Published in Anesthesia & Analgesia (Nov 2014)
Authors: Esper T et al
BACKGROUND: The blood/gas partition coefficient of a certain volatile anesthetic is of clinical importance because it determines its velocity of uptake into and elimination from the body of a patient and thus its pharmacokinetic behavior. To date, the blood/gas partition coefficients of isoflurane, sevoflurane, and desflurane have been measured in small numbers of subjects or in particular study groups, for example, healthy volunteers, patients experiencing a common kind of disease, or mothers immediately after giving birth. The objective of this study was to determine the blood/gas partition coefficients of these volatile anesthetics at 37°C in a larger clinically relevant and adult patient population. Furthermore, we tested whether age, gender, body mass index, hemoglobin concentration, or hematocrit had an influence on the coefficients.
METHODS: Blood samples were taken from 120 fasting operative patients with ASA physical status I to III and aged 19 to 86 years. All subjects were randomly enrolled in study groups for the separate determinations of the blood/gas partition coefficients of isoflurane (n = 41), sevoflurane (n = 41), and desflurane (n = 38) by headspace gas chromatography. To check the quality of the measurements, we determined the distilled water/gas partition coefficients of those anesthetics and compared them with previously published values.
RESULTS: We found a blood/gas partition coefficient of 1.45 ± 0.12 (mean ± SD) for isoflurane, 0.74 ± 0.06 for sevoflurane, and 0.57 ± 0.04 for desflurane. Values of this study are 5.07%, 12.12%, and 7.55% higher for isoflurane, sevoflurane, and desflurane, respectively, than the previously published mean values (all P ≤ 0.001). There were only trends for small correlations between the blood/gas partition coefficient of isoflurane and hemoglobin concentration (Pearson r = 0.32; P = 0.041) and hematocrit (r = 0.37; P = 0.016). We found no other potentially significant correlations of the partition coefficients with patient age, body mass index, hemoglobin concentration, or hematocrit (all remaining P>0.069). Furthermore, the coefficients did not differ significantly between female and male patients.

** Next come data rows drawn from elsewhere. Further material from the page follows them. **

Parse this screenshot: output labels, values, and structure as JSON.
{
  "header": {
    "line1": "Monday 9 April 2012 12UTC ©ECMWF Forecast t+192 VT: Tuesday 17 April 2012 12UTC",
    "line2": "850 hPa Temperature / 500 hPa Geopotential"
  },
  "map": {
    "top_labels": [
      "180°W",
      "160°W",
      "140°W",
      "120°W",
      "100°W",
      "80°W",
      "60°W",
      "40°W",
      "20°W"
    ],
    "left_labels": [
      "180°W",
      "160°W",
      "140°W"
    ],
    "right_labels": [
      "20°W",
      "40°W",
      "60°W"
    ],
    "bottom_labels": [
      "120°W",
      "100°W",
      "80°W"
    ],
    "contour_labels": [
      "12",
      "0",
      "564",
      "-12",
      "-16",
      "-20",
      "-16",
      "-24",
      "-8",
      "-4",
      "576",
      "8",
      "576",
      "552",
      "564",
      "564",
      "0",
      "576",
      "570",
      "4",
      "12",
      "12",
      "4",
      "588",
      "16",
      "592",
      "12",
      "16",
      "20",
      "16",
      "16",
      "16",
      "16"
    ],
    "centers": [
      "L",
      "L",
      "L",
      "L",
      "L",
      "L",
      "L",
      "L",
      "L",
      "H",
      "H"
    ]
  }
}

The evaluation of the distilled water/gas partition coefficients of isoflurane (0.59 ± 0.04), sevoflurane (0.37 ± 0.04), and desflurane (0.27 ± 0.03) proved the validity of the gas chromatography method used in this study.
CONCLUSIONS: The blood/gas partition coefficients of the modern volatile anesthetics, in particular, those of sevoflurane and desflurane, may be higher than that has been hitherto reported. Therefore, their uptake and elimination may occur more slowly in some patients than has been supposed. The blood/gas partition coefficients of isoflurane, sevoflurane, and desflurane measured in this study appear to be representative because they were determined in a clinically and numerically relevant patient cohort.